Research Design and Methods: Within each subgroup (Latino and non-Latino), preschoolers will be randomly assigned to either PCMC-A or Head Start as usual. Low SES Head Start preschool children and parents in the treatment group will receive the 8-week attention training program (PCMC-A). In the first six months of Year 1 and prior to beginning the efficacy study, researchers will finalize training materials and intervention fidelity procedures and begin training additional staff who will deliver the intervention (for both parents and children). The adaptation of PCMC-A for Latino families will be carried out, and procedures will be established for recruiting and evaluating program staff from the bicultural/bilingual Latino community. In the second half of Year 1, researchers will pilot the training materials and the treatment fidelity procedures. Also in Year 1, the researchers will evaluate the program staffs' fidelity of instruction and assess family and child outcomes. Researchers will deliver the intervention and collect data from the winter and spring quarters of Year 1 and during all three quarters of Years 2–4. Thus, over the course of this project, researchers anticipate obtaining full data from 11 quarters. Out of approximately 300 children, 150 will receive PCMC-A and 150 will attend Head Start as usual; approximately 75 of each group will be Latino and 75 non-Latino.

Control Condition: Preschoolers and parents in the control group will not receive the PCMC-A intervention and will participate in Head Start as usual.

Key Measures: Behavioral tests of language (e.g., Clinical Evaluation of Language Fundamentals-Preschool: Second Edition-CELF-P2 and Get it, Got It, Go!), cognition and attention (e.g., Forward Word Span—a measure of working memory; Computer Stroop and Gift Delay Tasks— measures of executive function), and electrophysiological measures of attention will be administered. Parents and teachers will complete questionnaires documenting child behavior and family stress and interactions between parents and children will be videotaped and quantified to document parent language, turn-taking and conflict resolution.

Data Analytic Strategy: A series of planned comparisons using analyses of covariance will be performed to test the relative effects of PCMC-A on outcomes for Latino and non-Latino children and families. Structural equation modeling will also be used to examine the effects of the different components of PCMC-A on intervention outcomes.

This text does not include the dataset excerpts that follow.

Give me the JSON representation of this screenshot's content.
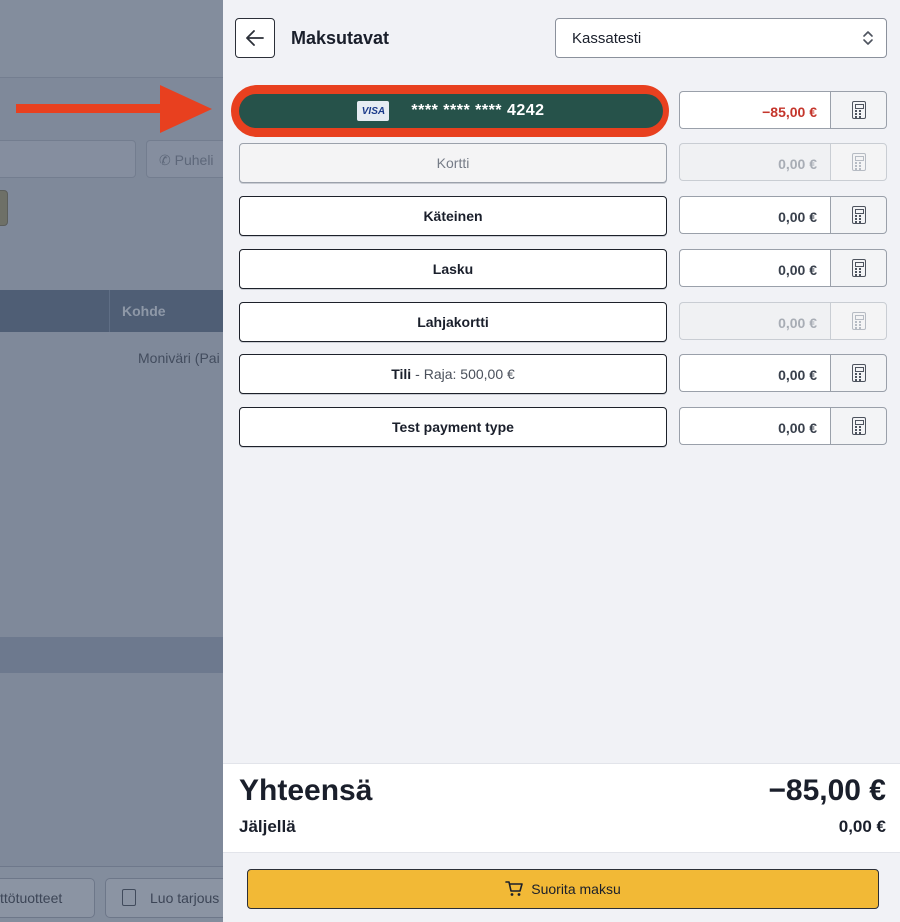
{
  "background": {
    "phone_placeholder": "Puheli",
    "table_column": "Kohde",
    "table_cell": "Moniväri (Pai",
    "bottom_button_1": "yttötuotteet",
    "bottom_button_2": "Luo tarjous"
  },
  "panel": {
    "title": "Maksutavat",
    "register_select": "Kassatesti"
  },
  "payment_rows": [
    {
      "label": "**** **** **** 4242",
      "card_brand": "VISA",
      "amount": "−85,00 €",
      "highlighted": true
    },
    {
      "label": "Kortti",
      "amount": "0,00 €",
      "disabled": true
    },
    {
      "label": "Käteinen",
      "amount": "0,00 €"
    },
    {
      "label": "Lasku",
      "amount": "0,00 €"
    },
    {
      "label": "Lahjakortti",
      "amount": "0,00 €",
      "amount_disabled": true
    },
    {
      "label": "Tili",
      "sub_label": "- Raja: 500,00 €",
      "amount": "0,00 €"
    },
    {
      "label": "Test payment type",
      "amount": "0,00 €"
    }
  ],
  "totals": {
    "total_label": "Yhteensä",
    "total_value": "−85,00 €",
    "remaining_label": "Jäljellä",
    "remaining_value": "0,00 €"
  },
  "submit": {
    "label": "Suorita maksu",
    "icon": "cart-icon"
  },
  "colors": {
    "card_button": "#26524a",
    "annotation": "#e8401f",
    "submit": "#f2b936",
    "negative_amount": "#c4352b"
  }
}
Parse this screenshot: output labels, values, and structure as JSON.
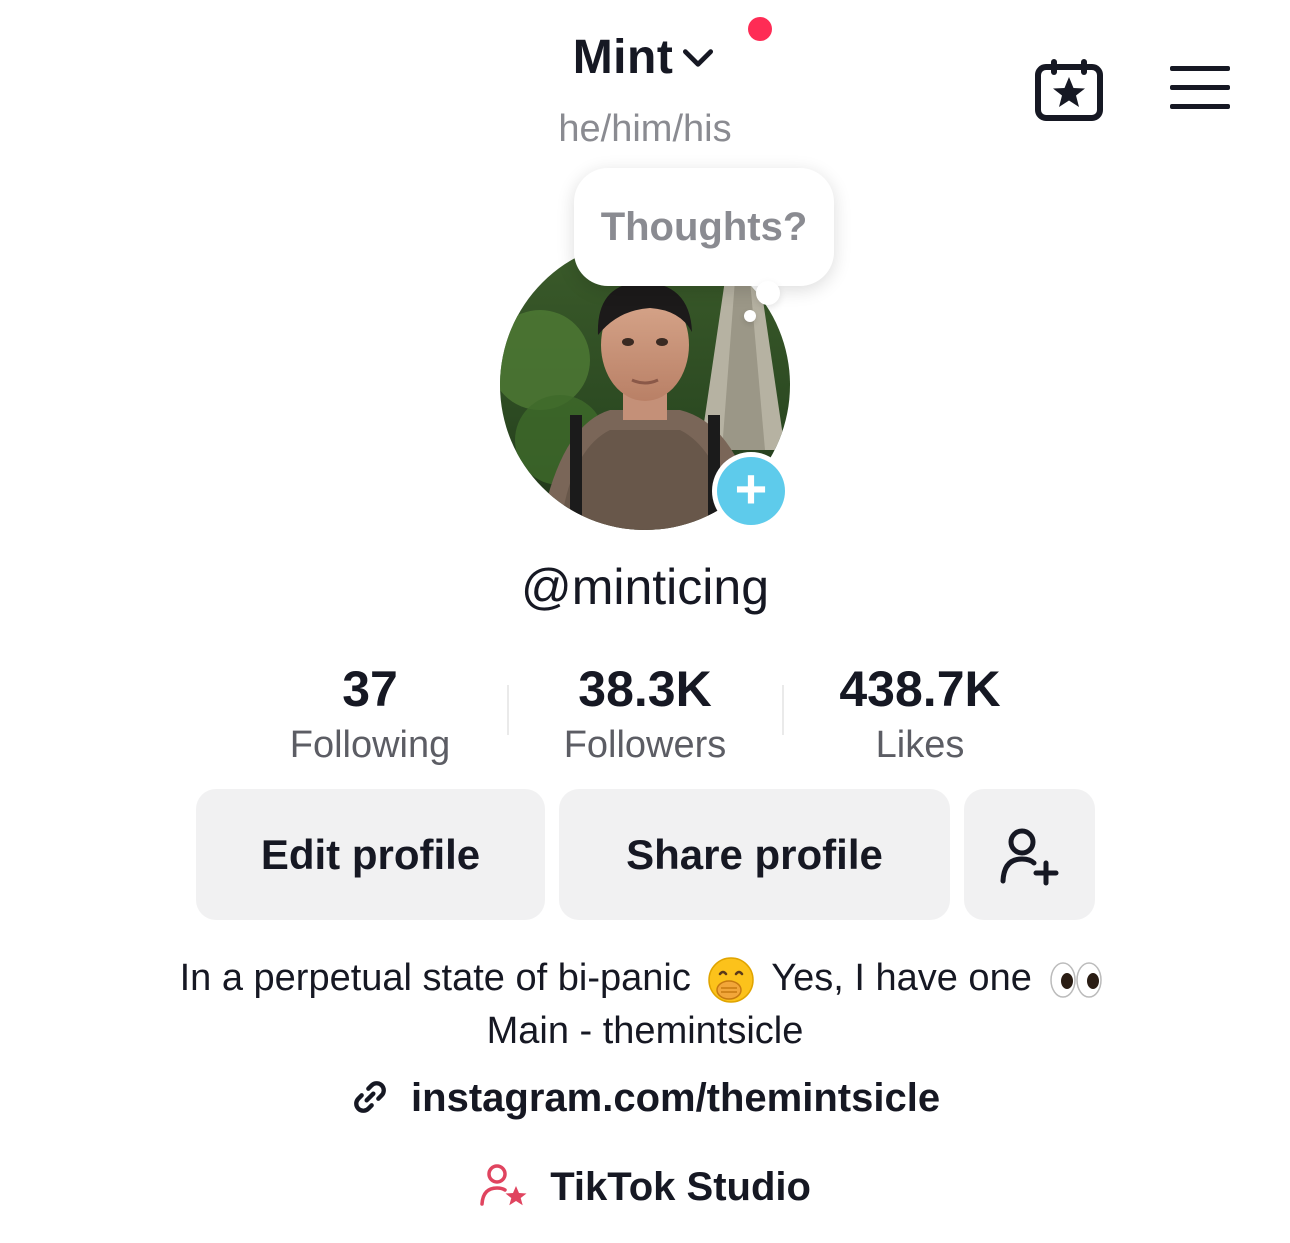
{
  "header": {
    "display_name": "Mint",
    "pronouns": "he/him/his",
    "notification_color": "#fe2c55",
    "calendar_icon": "calendar-star-icon",
    "menu_icon": "hamburger-menu-icon"
  },
  "note_bubble": {
    "text": "Thoughts?"
  },
  "profile": {
    "username": "@minticing",
    "add_story_icon": "plus-icon",
    "accent_color": "#5ecbeb"
  },
  "stats": {
    "following": {
      "value": "37",
      "label": "Following"
    },
    "followers": {
      "value": "38.3K",
      "label": "Followers"
    },
    "likes": {
      "value": "438.7K",
      "label": "Likes"
    }
  },
  "actions": {
    "edit_label": "Edit profile",
    "share_label": "Share profile",
    "add_friend_icon": "add-user-icon"
  },
  "bio": {
    "line1_part1": "In a perpetual state of bi-panic",
    "line1_part2": "Yes, I have one",
    "line2": "Main - themintsicle",
    "emoji1": "face-with-hand-over-mouth-emoji",
    "emoji2": "eyes-emoji"
  },
  "link": {
    "text": "instagram.com/themintsicle",
    "icon": "link-icon"
  },
  "studio": {
    "text": "TikTok Studio",
    "icon": "creator-star-icon",
    "icon_color": "#e0445f"
  }
}
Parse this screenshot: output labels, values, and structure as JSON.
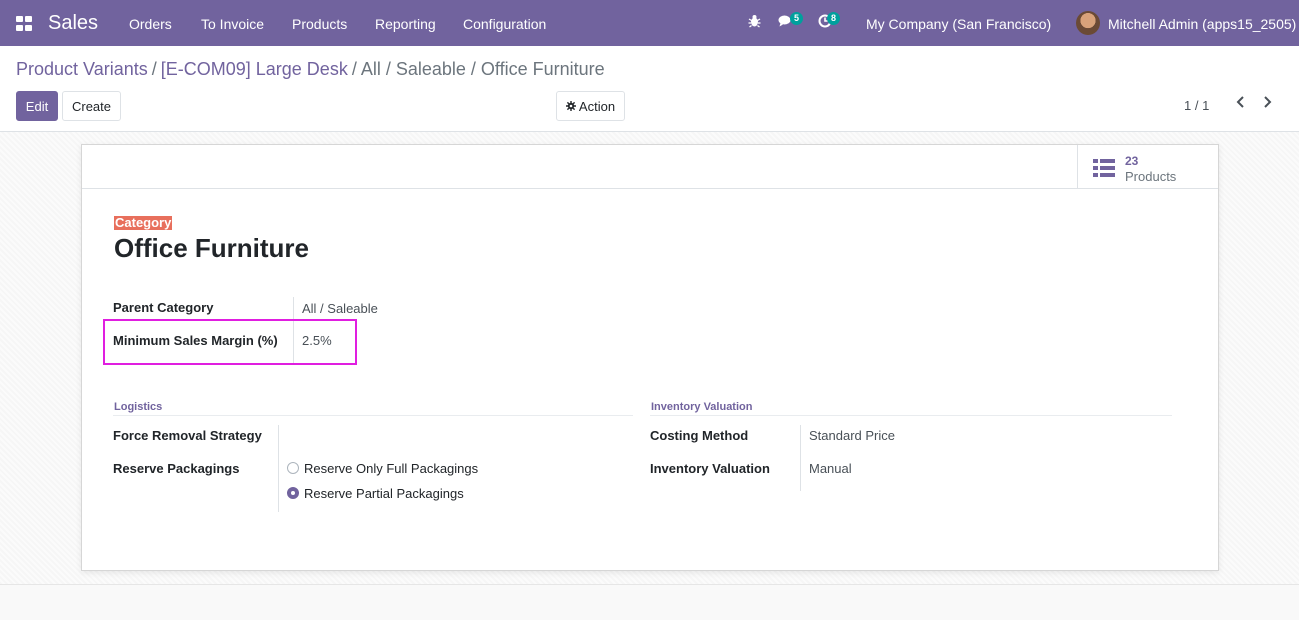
{
  "navbar": {
    "app_name": "Sales",
    "menu": [
      "Orders",
      "To Invoice",
      "Products",
      "Reporting",
      "Configuration"
    ],
    "messages_count": "5",
    "activities_count": "8",
    "company": "My Company (San Francisco)",
    "user": "Mitchell Admin (apps15_2505)"
  },
  "breadcrumb": {
    "item1": "Product Variants",
    "item2": "[E-COM09] Large Desk",
    "current": "All / Saleable / Office Furniture",
    "separator": "/"
  },
  "buttons": {
    "edit": "Edit",
    "create": "Create",
    "action": "Action"
  },
  "pager": {
    "value": "1 / 1"
  },
  "stat_button": {
    "value": "23",
    "label": "Products"
  },
  "form": {
    "category_label": "Category",
    "name": "Office Furniture",
    "parent_category_label": "Parent Category",
    "parent_category_value": "All / Saleable",
    "min_margin_label": "Minimum Sales Margin (%)",
    "min_margin_value": "2.5%",
    "logistics_title": "Logistics",
    "removal_strategy_label": "Force Removal Strategy",
    "removal_strategy_value": "",
    "reserve_packagings_label": "Reserve Packagings",
    "reserve_options": [
      "Reserve Only Full Packagings",
      "Reserve Partial Packagings"
    ],
    "reserve_selected_index": 1,
    "inventory_valuation_title": "Inventory Valuation",
    "costing_method_label": "Costing Method",
    "costing_method_value": "Standard Price",
    "inventory_valuation_label": "Inventory Valuation",
    "inventory_valuation_value": "Manual"
  },
  "colors": {
    "brand": "#71639e",
    "badge": "#00a09d",
    "category_tag": "#e86f5c",
    "highlight": "#e01ee0"
  },
  "icons": {
    "apps": "apps-grid-icon",
    "bug": "bug-icon",
    "chat": "chat-icon",
    "activity": "clock-icon",
    "action": "gear-icon",
    "prev": "chevron-left-icon",
    "next": "chevron-right-icon",
    "stat": "list-icon"
  }
}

Related IES Projects: Training Attention in Preschool: Effects on Neurocognitive Functions and School Performance (R305B070018) and Longitudinal Follow-up of Successful Parent/Child Intervention in Pre-school Children At Risk for School Failure (R305A110397)

Products and Publications

Book chapter

Pakulak, E., Hampton Wray, A., Longoria, Z., Garcia Isaza, A., Stevens, C., Bell, T., ... & Neville, H. (2017). Cultural Adaptation of a Neurobiologically Informed Intervention in Local and International Contexts. New Directions for Child and Adolescent Development, 2017(158), 81–92.

Stevens, C., and Neville, H. (2014). Specificity of Experiential Effects in Neurocognitive Development. In M.S. Gazzaniga and G.R. Magnum, Eds., The Cognitive Neurosciences (pp. 129–142. Cambridge: The MIT Press.